In multicellular organisms, two mechanisms apparently operate independent of one another in ER stress-induced apoptosis (45–47). One is a mitochondrial dependent apoptotic pathway, and the second is a caspase-12-dependent apoptotic pathway (47). The negative assays for caspase-12-like protein (Table 1) and ineffectiveness of Z-VAD-FMK to prevent DNA degradation suggest that ER stress-induced apoptosis in Leishmania occurs through a caspase-12-independent apoptotic pathway. Therefore, it must be the other option that is responsible for in ER stress-induced apoptosis in Leishmania. Evidence suggests that ER stress agents cause loss of mitochondrial transmembrane potential and promote mitochondrial release of Cyt c (45, 50), leading to cellular apoptosis via caspase-dependent or caspase-independent pathways. In general, the generation of ROS through oxidative protein folding (19) and perturbation of intracellular Ca²⁺ are found during ER stress-mediated apoptosis (33). Our experiments using antioxidants and Ca²⁺ chelator further indicate that both ROS generation and perturbations of intracellular Ca²⁺ level act upstream of mitochondrial depolarization. Eventually, we observed in Leishmania cells that NAC substantially inhibited ROS production and simultaneously prevented both the elevation of Ca²⁺ levels and disruption of the mitochondrial depolarization (ΔΨ_m) after treatment with TM. Thus, ROS production in TM-induced Leishmania cells acts upstream of the Ca²⁺ release from the internal store to cytosol. TM-induced mitochondrial depolarization in Leishmania is also protected by chelation of free Ca²⁺. Therefore, the intracellular Ca²⁺ level acts upstream of mitochondrial depolarization.

Although both caspase-dependent and caspase-independent pathways of apoptosis have been studied in Leishmania, the main question centers round the mechanism of apoptosis triggered by ER stress in Leishmania. Depolarization of mitochondria causes the release of proapoptotic molecules such as Cyt c, Endo G, and apoptosis-inducing factor (51).
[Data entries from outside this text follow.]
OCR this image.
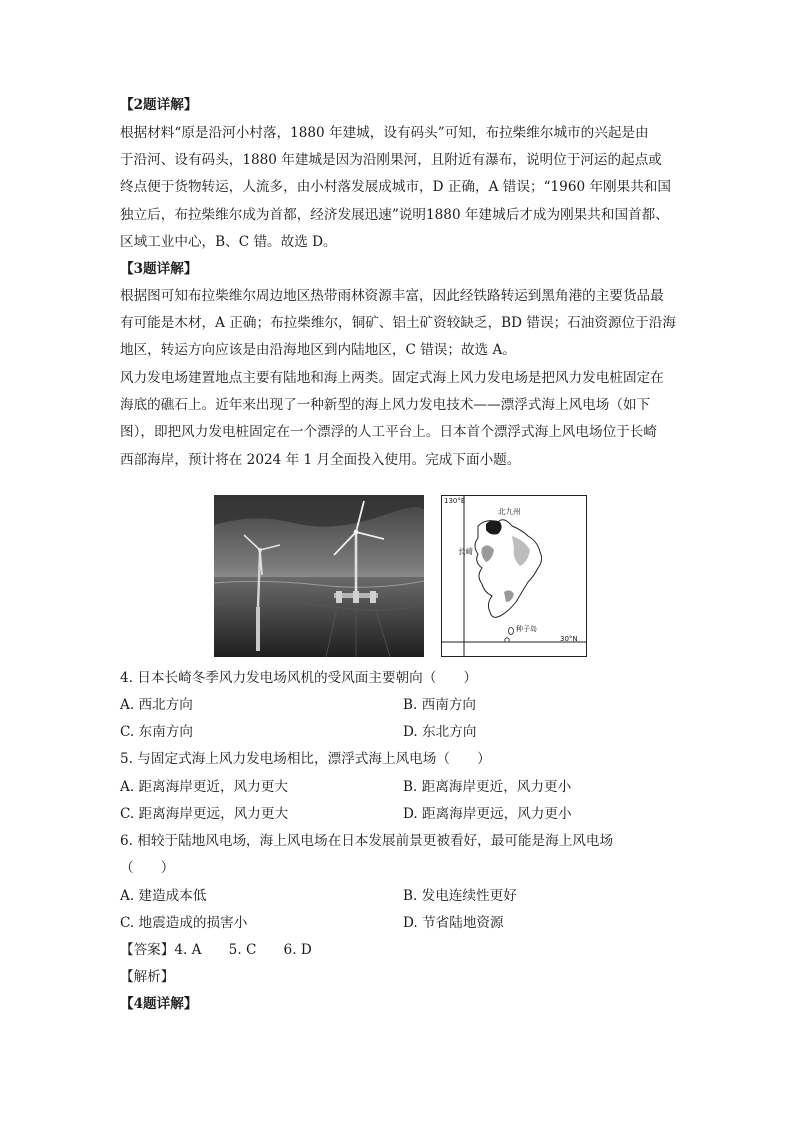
【2题详解】
根据材料“原是沿河小村落，1880 年建城，设有码头”可知，布拉柴维尔城市的兴起是由
于沿河、设有码头，1880 年建城是因为沿刚果河，且附近有瀑布，说明位于河运的起点或
终点便于货物转运，人流多，由小村落发展成城市，D 正确，A 错误；“1960 年刚果共和国
独立后，布拉柴维尔成为首都，经济发展迅速”说明1880 年建城后才成为刚果共和国首都、
区域工业中心，B、C 错。故选 D。
【3题详解】
根据图可知布拉柴维尔周边地区热带雨林资源丰富，因此经铁路转运到黑角港的主要货品最
有可能是木材，A 正确；布拉柴维尔，铜矿、铝土矿资较缺乏，BD 错误；石油资源位于沿海
地区，转运方向应该是由沿海地区到内陆地区，C 错误；故选 A。
风力发电场建置地点主要有陆地和海上两类。固定式海上风力发电场是把风力发电桩固定在
海底的礁石上。近年来出现了一种新型的海上风力发电技术——漂浮式海上风电场（如下
图），即把风力发电桩固定在一个漂浮的人工平台上。日本首个漂浮式海上风电场位于长崎
西部海岸，预计将在 2024 年 1 月全面投入使用。完成下面小题。
130°E
北九州
长崎
种子岛
30°N
4. 日本长崎冬季风力发电场风机的受风面主要朝向（　　）
A. 西北方向	B. 西南方向
C. 东南方向	D. 东北方向
5. 与固定式海上风力发电场相比，漂浮式海上风电场（　　）
A. 距离海岸更近，风力更大	B. 距离海岸更近，风力更小
C. 距离海岸更远，风力更大	D. 距离海岸更远，风力更小
6. 相较于陆地风电场，海上风电场在日本发展前景更被看好，最可能是海上风电场
（　　）
A. 建造成本低	B. 发电连续性更好
C. 地震造成的损害小	D. 节省陆地资源
【答案】4. A　　5. C　　6. D
【解析】
【4题详解】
From our results on the basis of subcellular fractionation and Western blot, the nuclear localization of Endo G is detected in TM-treated apoptotic Leishmania cells. Several groups established that Endo G acts as an apoptotic DNase when released from the mitochondria to the nucleus (8, 40, 44). Preincubation with Z-VAD-FMK (caspase inhibitor) or antipain (Leishmania metacaspase inhibitor) cannot inhibit DNA fragmentation and PS externalization in TM-treated apoptotic Leishmania cells, although caspase or metacaspase-like activity is ∼1.5-fold higher after 16 h of treatment with TM. Thus, these results strongly suggest that caspase-independent cell death in TM-treated Leishmania is considered to be mediated by the nuclear translocation of the mitochondrial DNA repair enzyme (Endo G).

Thus, apoptosis in ER stress-induced Leishmania is mediated by the mitochondrial apoptotic pathway involving ROS production, cytosolic Ca²⁺ imbalance, mitochondrial depolarization, and ultimately release of Endo G from mitochondria to the nucleus via cytoplasm. Based on the sequence of our results, Fig. 8 represents a proposed pathway in TM-induced Leishmania cell death. It is confirmed from our results that the step at the very beginning of ER stress-induced apoptosis in Leishmania involves the generation of ROS. How ER stress produces ROS in Leishmania remains unclear. Recently, Goldshmidt et al. (52) has proposed that persistent ER stress induces the spliced leader RNA silencing pathway, leading to programmed cell death in T. brucei. In multicellular organisms, ER oxidoreductin (Ero1p) and protein-disulfide isomerase (Pdi1p) act in concert, during the formation of disulfide bonds in the ER, to transfer electrons from the thiol groups of substrate proteins to molecular oxygen with the generation of ROS as a by-product (19). Although the putative protein sequences of Ero1p (Gene Bank accession number CAJ 04154) and Pdi1p (Gene Bank accession number CAJ04838) are present in the Leishmania genome, it is completely unknown whether those genes have any role in ER stress-induced ROS production. The knock-out result of the two genes will be helpful in elucidating the exact molecular mechanisms of ER stress-induced ROS generation in Leishmania in the near future.

FIGURE 8.

Schematic diagram of TM-induced ER-stress in Leishmania leading to caspase-independent programmed cell death.